Anyway, the men who wear scarves around their ears rather than their necks, who were once merely unreal extras passing about silently and sometimes invisibly in the movie of our lives, the men you send off to the store when the storekeeper says ‘Send a man’, have suddenly become extremely visible and also rather noisy. And as they coalesce from inconsequential outlines into very solid forms, it’s clear that there are many, many, many of them. So many that we can no longer go on pretending that they don’t exist or matter and shouldn’t be trying to get above their station. It appears that they’re marching up to our table, and we’re either going to have to shift up or give up the seat entirely.

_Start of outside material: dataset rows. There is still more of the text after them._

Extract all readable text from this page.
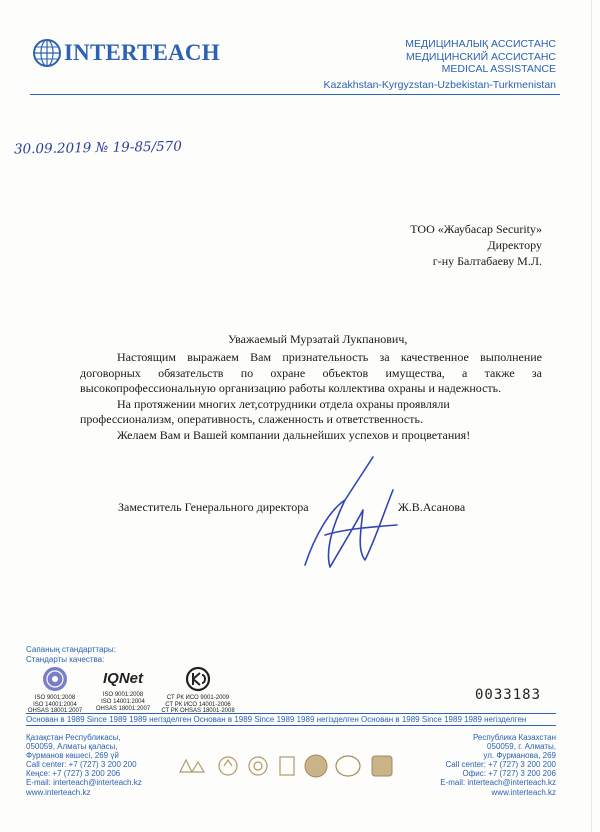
INTERTEACH	МЕДИЦИНАЛЫҚ АССИСТАНС
МЕДИЦИНСКИЙ АССИСТАНС
MEDICAL ASSISTANCE
Kazakhstan-Kyrgyzstan-Uzbekistan-Turkmenistan
30.09.2019 № 19-85/570
ТОО «Жаубасар Security»
Директору
г-ну Балтабаеву М.Л.
Уважаемый Мурзатай Лукпанович,

Настоящим выражаем Вам признательность за качественное выполнение договорных обязательств по охране объектов имущества, а также за высокопрофессиональную организацию работы коллектива охраны и надежность.

На протяжении многих лет,сотрудники отдела охраны проявляли профессионализм, оперативность, слаженность и ответственность.

Желаем Вам и Вашей компании дальнейших успехов и процветания!

Заместитель Генерального директора	Ж.В.Асанова
Сапаның стандарттары:
Стандарты качества:
ISO 9001:2008
ISO 14001:2004
OHSAS 18001:2007
IQNet
ISO 9001:2008
ISO 14001:2004
OHSAS 18001:2007
СТ РК ИСО 9001-2009
СТ РК ИСО 14001-2006
СТ РК OHSAS 18001-2008
0033183
Основан в 1989 Since 1989 1989 негізделген Основан в 1989 Since 1989 1989 негізделген Основан в 1989 Since 1989 1989 негізделген
Қазақстан Республикасы,
050059, Алматы қаласы,
Фурманов көшесі, 269 үй
Республика Казахстан
050059, г. Алматы,
ул. Фурманова, 269
Call center: +7 (727) 3 200 200
Кеңсе: +7 (727) 3 200 206
E-mail: interteach@interteach.kz
www.interteach.kz
Call center: +7 (727) 3 200 200
Офис: +7 (727) 3 200 206
E-mail: interteach@interteach.kz
www.interteach.kz
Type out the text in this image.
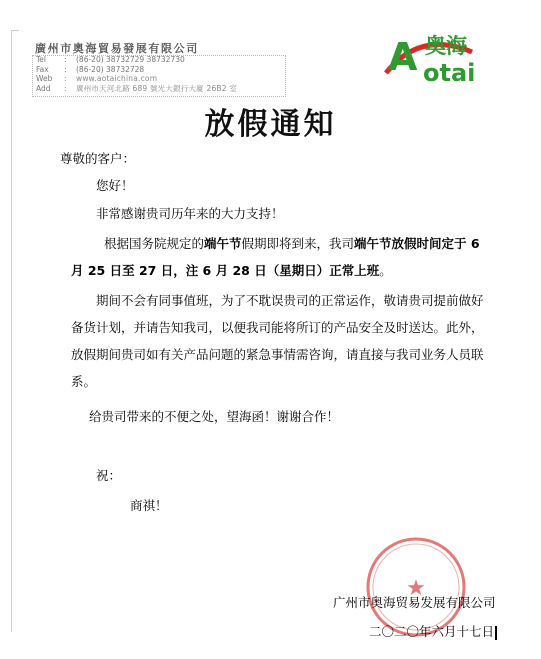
廣州市奧海貿易發展有限公司
Tel	:	(86-20) 38732729 38732730
Fax	:	(86-20) 38732728
Web	:	www.aotaichina.com
Add	:	廣州市天河北路 689 號光大銀行大廈 26B2 室
A 奥海
otai
放假通知
尊敬的客户：
您好！
非常感谢贵司历年来的大力支持！
根据国务院规定的端午节假期即将到来，我司端午节放假时间定于 6
月 25 日至 27 日，注 6 月 28 日（星期日）正常上班。
期间不会有同事值班，为了不耽误贵司的正常运作，敬请贵司提前做好
备货计划，并请告知我司，以便我司能将所订的产品安全及时送达。此外，
放假期间贵司如有关产品问题的紧急事情需咨询，请直接与我司业务人员联
系。
给贵司带来的不便之处，望海函！谢谢合作！
祝：
商祺！
★
广州市奥海贸易发展有限公司
二〇二〇年六月十七日
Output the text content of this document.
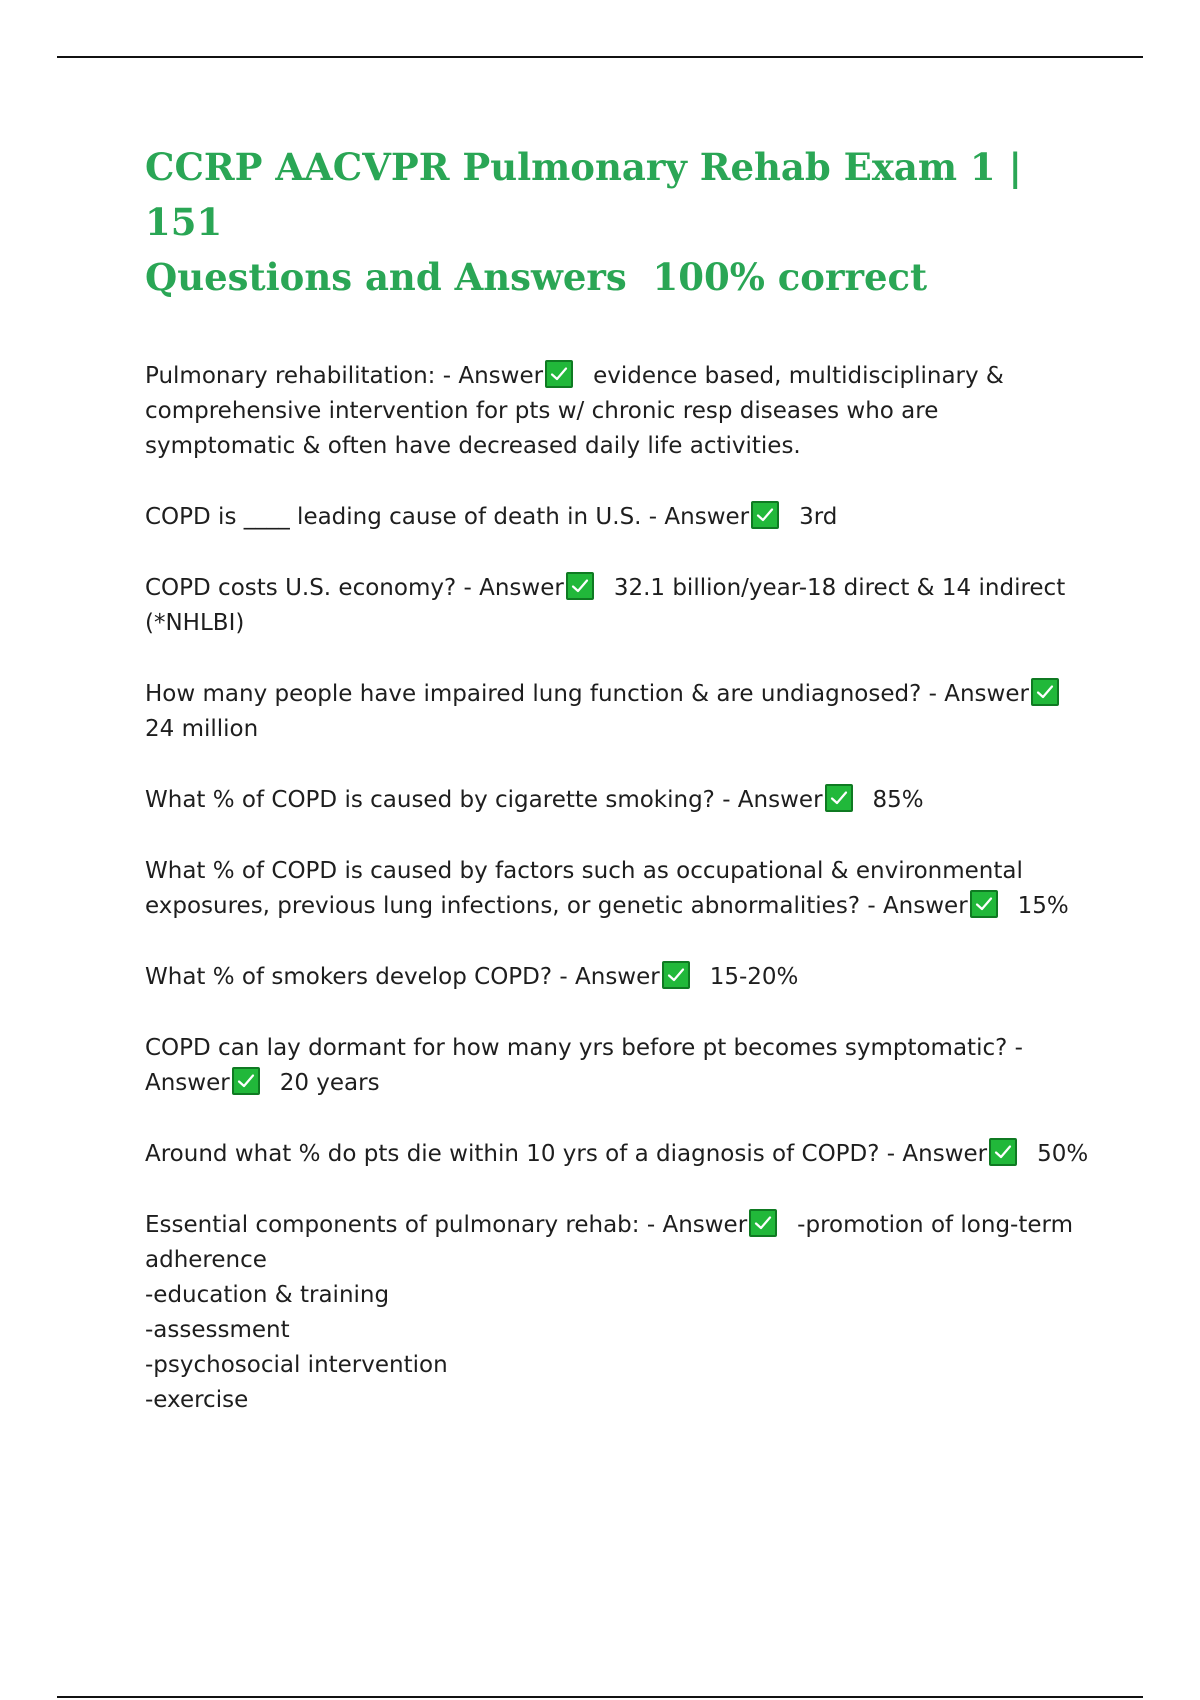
CCRP AACVPR Pulmonary Rehab Exam 1 | 151
Questions and Answers  100% correct

Pulmonary rehabilitation: - Answer evidence based, multidisciplinary & comprehensive intervention for pts w/ chronic resp diseases who are symptomatic & often have decreased daily life activities.

COPD is ____ leading cause of death in U.S. - Answer 3rd

COPD costs U.S. economy? - Answer 32.1 billion/year-18 direct & 14 indirect (*NHLBI)

How many people have impaired lung function & are undiagnosed? - Answer
24 million

What % of COPD is caused by cigarette smoking? - Answer 85%

What % of COPD is caused by factors such as occupational & environmental exposures, previous lung infections, or genetic abnormalities? - Answer 15%

What % of smokers develop COPD? - Answer 15-20%

COPD can lay dormant for how many yrs before pt becomes symptomatic? - Answer 20 years

Around what % do pts die within 10 yrs of a diagnosis of COPD? - Answer 50%

Essential components of pulmonary rehab: - Answer -promotion of long-term adherence
-education & training
-assessment
-psychosocial intervention
-exercise
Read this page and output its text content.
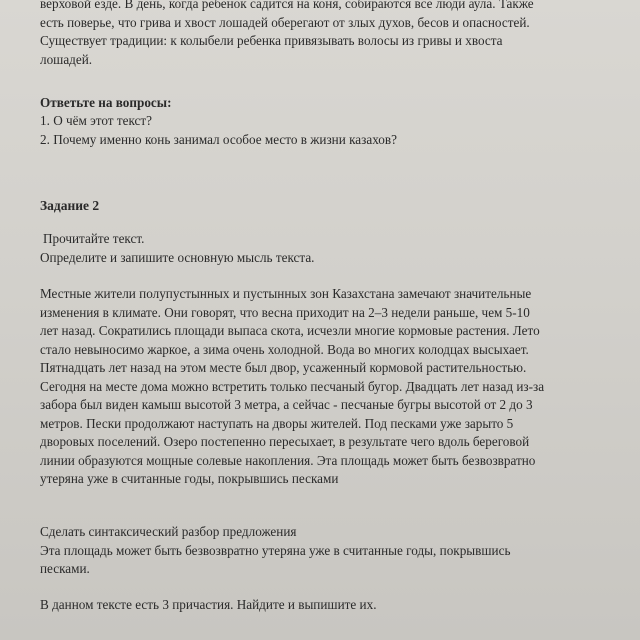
верховой езде. В день, когда ребенок садится на коня, собираются все люди аула. Также
есть поверье, что грива и хвост лошадей оберегают от злых духов, бесов и опасностей.
Существует традиции: к колыбели ребенка привязывать волосы из гривы и хвоста
лошадей.
Ответьте на вопросы:
1. О чём этот текст?
2. Почему именно конь занимал особое место в жизни казахов?
Задание 2
Прочитайте текст.
Определите и запишите основную мысль текста.
Местные жители полупустынных и пустынных зон Казахстана замечают значительные
изменения в климате. Они говорят, что весна приходит на 2–3 недели раньше, чем 5-10
лет назад. Сократились площади выпаса скота, исчезли многие кормовые растения. Лето
стало невыносимо жаркое, а зима очень холодной. Вода во многих колодцах высыхает.
Пятнадцать лет назад на этом месте был двор, усаженный кормовой растительностью.
Сегодня на месте дома можно встретить только песчаный бугор. Двадцать лет назад из-за
забора был виден камыш высотой 3 метра, а сейчас - песчаные бугры высотой от 2 до 3
метров. Пески продолжают наступать на дворы жителей. Под песками уже зарыто 5
дворовых поселений. Озеро постепенно пересыхает, в результате чего вдоль береговой
линии образуются мощные солевые накопления. Эта площадь может быть безвозвратно
утеряна уже в считанные годы, покрывшись песками
Сделать синтаксический разбор предложения
Эта площадь может быть безвозвратно утеряна уже в считанные годы, покрывшись
песками.
В данном тексте есть 3 причастия. Найдите и выпишите их.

Those of us who have laptops but are fans of the revolution, must prepare to face the music.
So, while the streets prepare to run merrily with blood, I’m emulating the musical quartet in Titanic, who see the end coming but, by god, are going to go down flying the flag. So they just stand there on the listing deck, fiddling their hearts out, doing their thing because that’s all they know how to do. They probably feel quietly heroic doing it, embodying the poignant transience of beauty and life in the fearful maw of the sea.

So, in the same spirit, I’ve applied polish to my fingernails for the first time in my life this January. They’re scarlet, which makes a convenient, easy-to-identify target for the revolutionaries. For the first week or two I had painted them black, but then my mother said that she felt as if a crow had flown in to breakfast with her. My mother is direct like that. But that’s not why I replaced black with red. I replaced it because I had to wear a red dress to do a tango performance. If the polish didn’t tip the revolutionaries off, tango dancing should do the trick.

And since music is what gives a sinking ship dignity, and should be tuneful, I’ve taken to getting together with a few other amateurs to plinkety plonk some songs out on various instruments. We all work (some of us more than others) but none of us can be accused of having a scarf around the ears. We sometimes sound like a bunch of deaf foghorns, but we sometimes get it right, or close enough. Plus, there’s always a bottle of whiskey, and sometimes a fireplace. Never was a foundering ship cosier. If we could sell our own songs someday, that would be money for jam. On the other hand, what’s the point? You can’t take it with you when you go.